DAS, version development

DAS analytics

«  DAS logging DB   ::   Contents   ::   Code documentation  »

DAS analytics

DAS analytics subsystem provides a task scheduler for running analytic or maintenance tasks at regular intervals on the DAS server. It does not need to run on the same machine as other DAS components, but does require access to the MongoDB datastore.

analytics_controller

The main class of the analytics system is analytics_controller. This is invoked with das_analytics [options] [config file(s)]. All options can be specified either in a configuration file (executed as python source, so global variables in the file become configuration options) or specified on the command line (--help will list the available options). Options on the command line take precedence. Jobs can only be specified in a command line. Upon start, the server blocks until killed (rather than daemonising - this does not appear to agree with the python multiprocessing module).

The controller runs a task scheduler, which handles the execution of tasks, and a web server, which provides the principal information and control interface for the analytics system.

The controller creates a mongo capped collection in which to store the results of the tasks it runs, and the log messages generated by tasks and the analytics system itself. This defaults to 64MiB in size.

scheduler

The scheduler owns a pool of worker processes, and submits jobs from an internal queue to the pool at their submission time. The jobs then run and on completion will either be automatically rescheduled based on their requested interval, can request a custom resubmission time and can also create new child tasks. Jobs that fail are automatically retried a small number of times before being abandoned. A minimum submission interval is enforced to try and prevent badly configured jobs performing a DoS attack on the server. The scheduler runs in a separate thread.

webserver

The analytics webserver is run automatically on starting the server. By default, it serves from http://host:8213/analytics/. It does not include any security itself, and contains control functions (add/remove task, alter configuration, etc) which should not be generally available, so should be accessible only by SSH forwarding or similar.

The webserver allows one to: * View the current schedule, tasks currently executing and change the resubmission time. * View the raw output of recently run tasks, and the configuration of each task. * Reports showing better presented outputs from tasks or the system in general. * Control the server, either changing the system configuration or adding new tasks. * View a small amount of online help.

tasks

An analytics task is a python class which will be run at regular intervals by the analytics server.

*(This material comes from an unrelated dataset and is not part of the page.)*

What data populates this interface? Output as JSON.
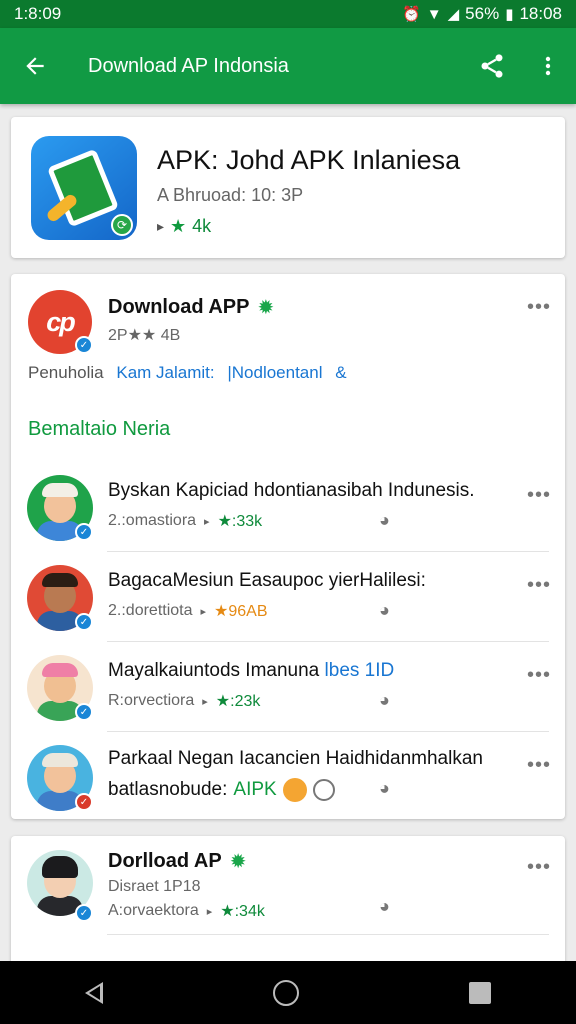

Tasks receive a set of standard arguments at init in addition to those specified when the job was configured, then are called with no arguments to run. They should then return a dictionary containing any information they wish to make visible on the webserver, along with special arguments such as a requested resubmission time or new tasks they wish to spawn.

Tasks are specified in a python configuration file like:

Task(name, classname, interval, **kwargs)

where kwargs include any task-specific arguments necessary, classname is the name of a class in DAS.analytics.tasks and name is a display identifier for the task.

Additionally, you can supply special kwargs only_once, only_before, max_runs to limit the task running. Time-like arguments are given as seconds in the unix time convention.

When the task is called, it receives a kwargs dictionary containing

logger:a logger with methods info, debug, warning, error, critical as per the logging package (but not identical, since it is a custom class that passes log messages through a pipe back to the controller process)
DAS:a DASCore instance (currently one-per-process is created, in future this may change to a single global instance to avoid connection overhead, rationale for one-per-job is that a separate logger can be supplued in each case)
name:name of this task
index:the number of times this task has run
interval:interval of the task in seconds

plus any kwargs given when the task was defined. The task should use the supplied logger to record any log messages (which will then be stored along with the task result.

The actual task should be carried out in the __call__ method of the class object, which should finally return a dictionary containing any useful information, and any special information the task wishes to pass back to the scheduler.

The following special values are understood in the return dictionary:

resubmit:set to False to disable resubmission
next:set to a (GMT) time to be resubmitted then instead of after the normal interval
new_tasks:set to a list of dictionaries to create those tasks. Generally, child tasks should be created with ‘only_before’ set to the next anticipated run of this task, since no interaction between parents and children in currently supported

Upon startup, the server indexes all classes in DAS.analytics.tasks searching for task classes, but it is recommended that tasks be placed in a file of the same name. The indexer will look up the following attributes if they exist.

  • task_title: display name for the task (default task.__class__.__name__)

  • task_info: longer text description (default task.__doc__)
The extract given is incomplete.